那時候的公費醫療制度,和後來確實不一樣。1952年開始實行的公費醫療,覆蓋的是國家行政事業單位的工作人員。看病憑醫療證,在當地醫院門診住院,如果要轉院,得有單位批准,有公費醫療辦公室稽核。

像陳工這種情況,跨省轉院,得層層報批,一套流程走下來,少說也得三五天。

可陳工等不了三五天。

軍醫看著他為難的樣子,語氣軟了些:“我不是攔你,是把醜話說在前頭。按規矩,你這個事兒,得你們所長簽字、報部裡批、公費醫療辦公室核准,才能轉。可眼下……”

他沒說完,但意思已經很明顯了。

眼下,哪有時間走這些流程?

江夏沉默了。

這個還真不好替607所做決定。

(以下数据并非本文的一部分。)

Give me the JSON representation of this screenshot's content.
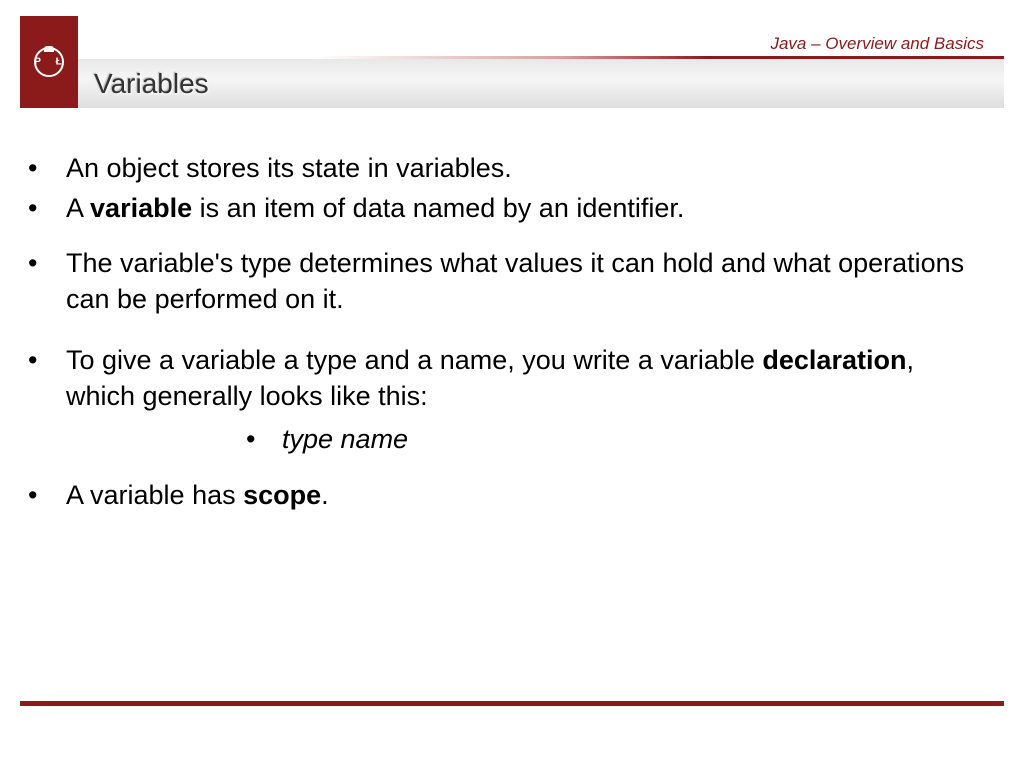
{
  "header": {
    "subtitle": "Java – Overview and Basics",
    "title": "Variables",
    "logo_letters": "P Ł"
  },
  "bullets": {
    "b1": "An object stores its state in variables.",
    "b2_pre": "A ",
    "b2_bold": "variable",
    "b2_post": " is an item of data named by an identifier.",
    "b3": "The variable's type determines what values it can hold and what operations can be performed on it.",
    "b4_pre": "To give a variable a type and a name, you write a variable ",
    "b4_bold": "declaration",
    "b4_post": ", which generally looks like this:",
    "sub": "type name",
    "b5_pre": "A variable has ",
    "b5_bold": "scope",
    "b5_post": "."
  }
}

按規矩,他一個外人,憑甚麼替人家單位做主?萬一轉院途中出了事,萬一魔都的醫院也救不了,萬一費用報銷不下來,這個責任誰來擔?

可他知道,如果不走,陳工就真的沒救了。

那些關於雷達的引數、那些關於生命探測器的設想、那些用鋼筆帽頂著腹部聽他說方案的畫面,在腦子裡轉了一圈。

“我定了。”江夏抬起頭,看著軍醫,聲音不大,卻硬得像石頭,“陳工我保定了。有甚麼責任,我擔。錢的事,我想辦法!”

為了增加可信度,江夏甚至還掏出了他的工作證。

軍醫盯著他看了幾秒,忽然笑了。

那笑容裡有無奈,也有幾分欣賞。

“行,有你這句話,我就放心了。”他轉身往急診室走,邊走邊說,“我去準備轉院材料。轉院證明我來開,理由就是‘本地救治條件不足,建議轉上級醫院’。這個理由,到哪兒都說得過去。”

江夏站在原地,看著他的背影消失在走廊盡頭。

那個年代的人,做事就是這麼簡單。

沒有推諉,沒有扯皮,沒有那麼多“按規定”。能救,就拼了命救;不能救,就老老實實告訴你不能救,然後幫你找能救的人。

白求恩當年說過的那句話,他們真的記住了:

“醫生,就是要到最需要的地方去。”

……

江夏想得也簡單,就算607這邊出不起這錢,大不了把陳工的關係轉到紅星綜合機械廠去。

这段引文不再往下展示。